Down the road, SBC products will be carried at the Mesman Farm retail store at the intersection of Chilberg and Dodge Valley roads.

"We started talking about this a year or year-and-a-half ago," said Alan Mesman. "We've had contact with Roger and Suzanne (Wechsler) of Skagit Bay Cheese through our organic dairy meetings."


changing images of vegetables

Mesman Farm seemed a natural source for the Wechslers to tap for a supplemental milk supply. Less than a decade ago it became the first dairy north of Seattle to install a robotic system that made milking a "24/7" process and thereby increased production.

With robotic milking stations, Mesman cows choose to be milked on their own schedule. They walk into a stall and the robot adjusts its milking apparatus to fit each cow. The human touch is optional.

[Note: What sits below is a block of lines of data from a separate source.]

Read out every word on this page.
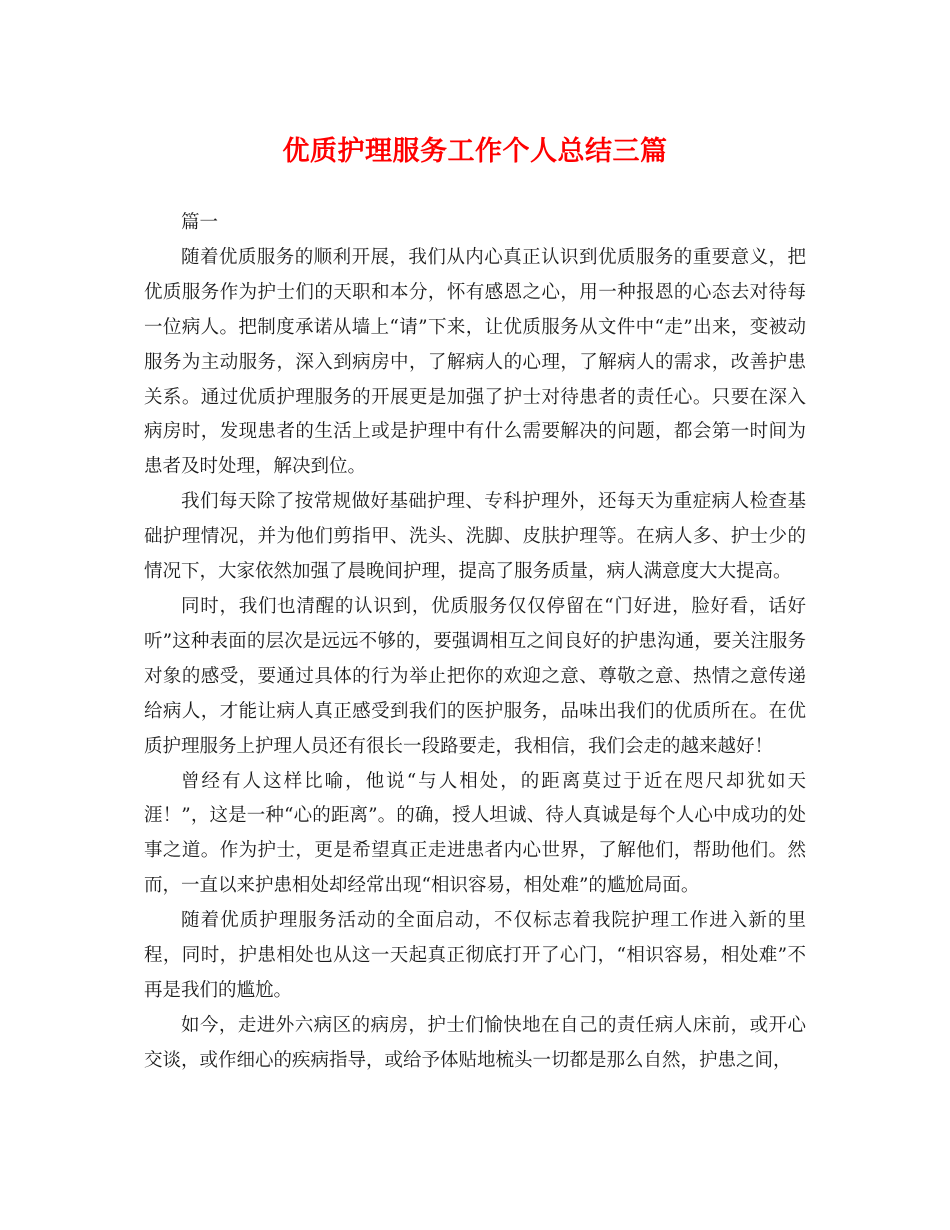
优质护理服务工作个人总结三篇

篇一

随着优质服务的顺利开展，我们从内心真正认识到优质服务的重要意义，把优质服务作为护士们的天职和本分，怀有感恩之心，用一种报恩的心态去对待每一位病人。把制度承诺从墙上“请”下来，让优质服务从文件中“走”出来，变被动服务为主动服务，深入到病房中，了解病人的心理，了解病人的需求，改善护患关系。通过优质护理服务的开展更是加强了护士对待患者的责任心。只要在深入病房时，发现患者的生活上或是护理中有什么需要解决的问题，都会第一时间为患者及时处理，解决到位。

我们每天除了按常规做好基础护理、专科护理外，还每天为重症病人检查基础护理情况，并为他们剪指甲、洗头、洗脚、皮肤护理等。在病人多、护士少的情况下，大家依然加强了晨晚间护理，提高了服务质量，病人满意度大大提高。

同时，我们也清醒的认识到，优质服务仅仅停留在“门好进，脸好看，话好听”这种表面的层次是远远不够的，要强调相互之间良好的护患沟通，要关注服务对象的感受，要通过具体的行为举止把你的欢迎之意、尊敬之意、热情之意传递给病人，才能让病人真正感受到我们的医护服务，品味出我们的优质所在。在优质护理服务上护理人员还有很长一段路要走，我相信，我们会走的越来越好！

曾经有人这样比喻，他说“与人相处，的距离莫过于近在咫尺却犹如天涯！”，这是一种“心的距离”。的确，授人坦诚、待人真诚是每个人心中成功的处事之道。作为护士，更是希望真正走进患者内心世界，了解他们，帮助他们。然而，一直以来护患相处却经常出现“相识容易，相处难”的尴尬局面。

随着优质护理服务活动的全面启动，不仅标志着我院护理工作进入新的里程，同时，护患相处也从这一天起真正彻底打开了心门，“相识容易，相处难”不再是我们的尴尬。

如今，走进外六病区的病房，护士们愉快地在自己的责任病人床前，或开心交谈，或作细心的疾病指导，或给予体贴地梳头一切都是那么自然，护患之间，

Each cow has a microchip that tracks everything it does. That includes how much and when it eats and milks and when it enters and leaves certain gates to pasture.


"It's been fairly common in Canada and Europe for quite some time," Mesman said. "But when we did it, it was pretty much a novelty in this area."

The system produces enough additional milk for the Mesmans to fill orders from buyers such as Samish Bay Cheese. Some days the La Conner dairy delivers to Bow a full load of just over two tons of milk. Other days the Mesmans haul a half-load. Five hundred gallons make up a full load.

"But in the dairy world," Mesman pointed out, "we talk in terms of pounds rather than gallons."

Because it's fresh milk that's involved, the Mesmans adhere to a strict delivery schedule. They arrive at Samish Bay Cheese around 11:30 a.m. each and every delivery day – every day except Sunday and holidays.


"Alan loads the milk onto a trailer that he made," noted Sarah Walls, a Weekly News contributing photographer and the wholesale marketing coordinator for Genuine Skagit Valley. "After that, it's about a 30-minute delivery run to Samish Bay Cheese."

Samish Bay Cheese has been curdling milk to make farmstead cheese since 1999. Now, in response to a growing market, it has added Mesman Farm milk to the mix.

That arrangement, linking two Genuine Skagit Valley entities, seems as natural a fit as bread and butter.

Born through a multi-stakeholder collaboration, Genuine Skagit Valley's goal is to help increase consumer awareness and consumption of Skagit Valley agricultural related products.

With over 80 crops harvested here, and the region's farm goods in demand around the world, the Genuine Skagit Valley mission is to make sure local agriculture is a cream that always rises to the top.


On the dairy side, the collaboration between Mesman Farm and Samish Bay Cheese is yet another component piece assuring that happens well into the future.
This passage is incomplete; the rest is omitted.